As described above, according to the configuration of the present invention, in the circuit board of the semiconductor device, the layer thickness of the board insulating layer in the mounting area of the control circuit component is made thicker than the mounting area of the power chip. With this configuration, while ensuring high heat dissipation to the power chip, in the mounting area of the control circuit parts, the capacitance between the metal base with the insulating layer as a dielectric and the conductor pattern is better than that of the conventional structure. Since the size becomes smaller, the resistance to external noise can be improved and the reliability of the operating characteristics can be improved.

[Brief description of drawings]

FIG. 1 is a configuration cross-sectional view of a first embodiment of the present invention.

FIG. 2 is a sectional view showing the configuration of a second embodiment of the present invention.

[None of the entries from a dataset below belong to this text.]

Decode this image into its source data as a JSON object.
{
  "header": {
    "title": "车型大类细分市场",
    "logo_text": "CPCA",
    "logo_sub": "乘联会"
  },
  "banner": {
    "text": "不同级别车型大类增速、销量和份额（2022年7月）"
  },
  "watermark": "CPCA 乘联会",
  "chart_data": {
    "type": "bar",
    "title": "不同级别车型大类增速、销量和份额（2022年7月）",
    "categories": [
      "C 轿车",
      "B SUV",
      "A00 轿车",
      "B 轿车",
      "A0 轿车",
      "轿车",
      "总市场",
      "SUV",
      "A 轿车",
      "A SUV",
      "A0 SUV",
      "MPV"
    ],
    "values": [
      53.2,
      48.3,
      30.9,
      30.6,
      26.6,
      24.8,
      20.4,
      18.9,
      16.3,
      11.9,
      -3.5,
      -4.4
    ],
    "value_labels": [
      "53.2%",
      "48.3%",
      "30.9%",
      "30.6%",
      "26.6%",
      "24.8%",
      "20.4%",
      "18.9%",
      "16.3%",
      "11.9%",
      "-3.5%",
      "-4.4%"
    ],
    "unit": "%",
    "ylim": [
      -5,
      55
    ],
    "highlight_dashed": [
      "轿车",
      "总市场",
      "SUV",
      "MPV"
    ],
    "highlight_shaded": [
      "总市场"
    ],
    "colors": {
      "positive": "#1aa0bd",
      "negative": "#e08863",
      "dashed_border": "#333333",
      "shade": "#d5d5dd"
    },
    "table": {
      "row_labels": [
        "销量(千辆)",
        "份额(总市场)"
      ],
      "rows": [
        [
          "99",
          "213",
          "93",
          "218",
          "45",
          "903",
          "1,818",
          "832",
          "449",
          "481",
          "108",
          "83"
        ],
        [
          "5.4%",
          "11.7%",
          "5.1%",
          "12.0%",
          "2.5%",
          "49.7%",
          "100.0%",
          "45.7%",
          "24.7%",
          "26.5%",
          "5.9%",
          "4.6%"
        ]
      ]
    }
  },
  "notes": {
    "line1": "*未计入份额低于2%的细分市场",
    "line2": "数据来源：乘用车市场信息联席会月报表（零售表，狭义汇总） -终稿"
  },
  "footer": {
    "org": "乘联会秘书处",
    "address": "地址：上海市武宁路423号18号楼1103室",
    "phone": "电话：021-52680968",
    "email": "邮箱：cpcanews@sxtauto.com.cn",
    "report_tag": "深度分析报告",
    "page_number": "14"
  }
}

FIG. 3 is a sectional view showing the configuration of a conventional semiconductor device.

[Explanation of symbols]

 1 Metal Insulation Substrate 1a Metal Base 1b Insulation Layer 1c Conductor Pattern 2 Power Chip 3 Electronic Component 6 Ceramic Substrate

─────────────────────────────────────────────────── ─── Continuation of the front page (51) Int.Cl. ⁵ Identification code Office reference number FI Technical display location H02M 7/48 Z 9181-5H H05K 1/18 S 9154-4E

Claims (3)

[Claims] 1. A semiconductor device in which a metal insulating substrate is used as a circuit substrate and electronic components constituting a power chip and its control circuit are distributed and mounted on the substrate, and a metal base having an insulating layer of the substrate as a dielectric is provided. A semiconductor device, wherein a circuit board is configured such that a capacitance in a mounting area of a control circuit component is smaller than a capacitance in a mounting area of a power chip with respect to a capacitance between the conductor pattern. 2. The semiconductor device according to claim 1, wherein the thickness of the insulating layer in the mounting region of the control circuit component on the metal insulating substrate is larger than the thickness of the insulating layer in the power chip mounting region. 3. The semiconductor device according to claim 1, wherein the control circuit component is mounted on a conductor pattern of a ceramic substrate, and the ceramic substrate is arranged side by side with a power chip and laminated on a metal insulating substrate.